Roughening the caps does increase their surface area, and that increase, in itself, can contribute significantly to heat flow. The pattern of perpendicular grooves used in the experiment, causes a 41 percent leap in surface area compared with the smooth surface, says Penger Tong. Yet the heat flow increases by 76 percent.

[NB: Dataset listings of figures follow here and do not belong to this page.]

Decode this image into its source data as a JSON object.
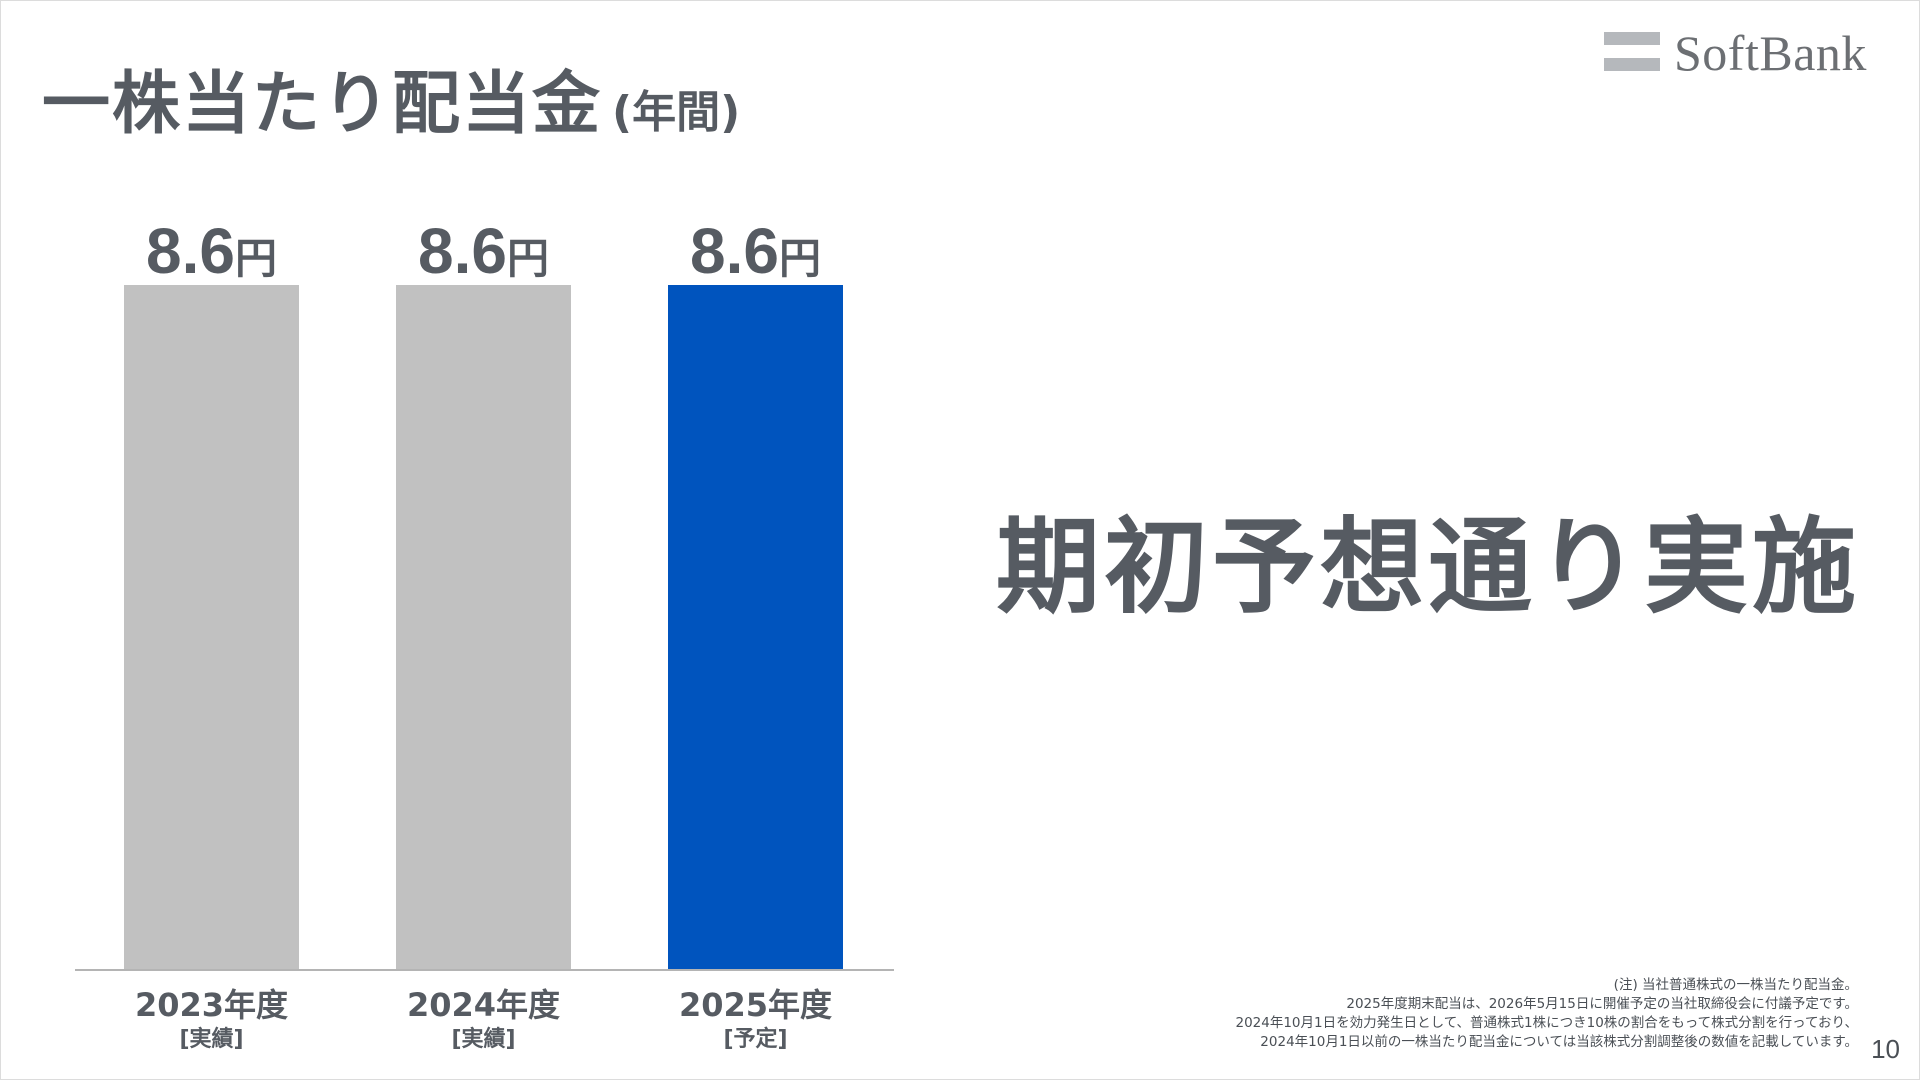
{
  "title": {
    "main": "一株当たり配当金",
    "sub": "(年間)"
  },
  "logo": {
    "text": "SoftBank"
  },
  "headline": "期初予想通り実施",
  "chart_data": {
    "type": "bar",
    "categories": [
      "2023年度",
      "2024年度",
      "2025年度"
    ],
    "category_sublabels": [
      "[実績]",
      "[実績]",
      "[予定]"
    ],
    "values": [
      8.6,
      8.6,
      8.6
    ],
    "value_labels": [
      "8.6",
      "8.6",
      "8.6"
    ],
    "unit": "円",
    "colors": [
      "#c1c1c1",
      "#c1c1c1",
      "#0054be"
    ],
    "ylim": [
      0,
      8.6
    ],
    "grid": false,
    "xlabel": "",
    "ylabel": ""
  },
  "notes": [
    "(注) 当社普通株式の一株当たり配当金。",
    "2025年度期末配当は、2026年5月15日に開催予定の当社取締役会に付議予定です。",
    "2024年10月1日を効力発生日として、普通株式1株につき10株の割合をもって株式分割を行っており、",
    "2024年10月1日以前の一株当たり配当金については当該株式分割調整後の数値を記載しています。"
  ],
  "page_number": "10",
  "colors": {
    "text": "#565b62",
    "bar_actual": "#c1c1c1",
    "bar_plan": "#0054be",
    "axis": "#b4b4b4"
  }
}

In a prior experiment, which is described in the Feb. 5, 1996 Physical Review Letters, his group demonstrated that the same increase in surface area can produce a much smaller heat-flow gain. In that test, the researchers cut the identical pattern of grooves into the caps, but less deeply (3 mm deep vs. 9 mm in the other experiment). The heat flow increased only 20 percent. —P. Weiss

Nip toxins at U.S. source

How inconsistent, that the United States, with some of the toughest domestic environmental laws, allows its corporations to be "a major manufacturer" of toxic compounds for export ("PIC and choose—a toxic-imports accord," SN: 9/19/98, p. 181). I would suggest that compliance is relatively easy—by controlling the source through laws that prevent U.S. corporations from transporting these chemicals outside our boundaries.

Del Dietrich
Campbell, Calif.

Correlation is not cause

I appreciate that yours is one of the few news journals that summarizes both the conclusions and some of the methodology and data of experiments, allowing the reader to make some judgments about the validity of the science. However, there have been a number of times when I've noticed that correlation studies have been presented as cause and effect. For example, in "Exposure to smoke yields fetal mutations" (SN: 10/3/98, p. 213), if I understand the experiment correctly, there is no way of ruling out whether the one group of infants had something else in common besides being exposed to smoke. As a teacher, I find myself constantly struggling against my students' misconceptions about what science is and what it can and cannot tell you.

Lowell Chapnick
New York, N.Y


CORRECTION

The article "Lava may have sculpted Martian plains" (SN: 11/7/98, p. 295) should have said that the Elysium Basin in the northern lowlands of Mars—not the entire northern lowlands—is half the size of the United States.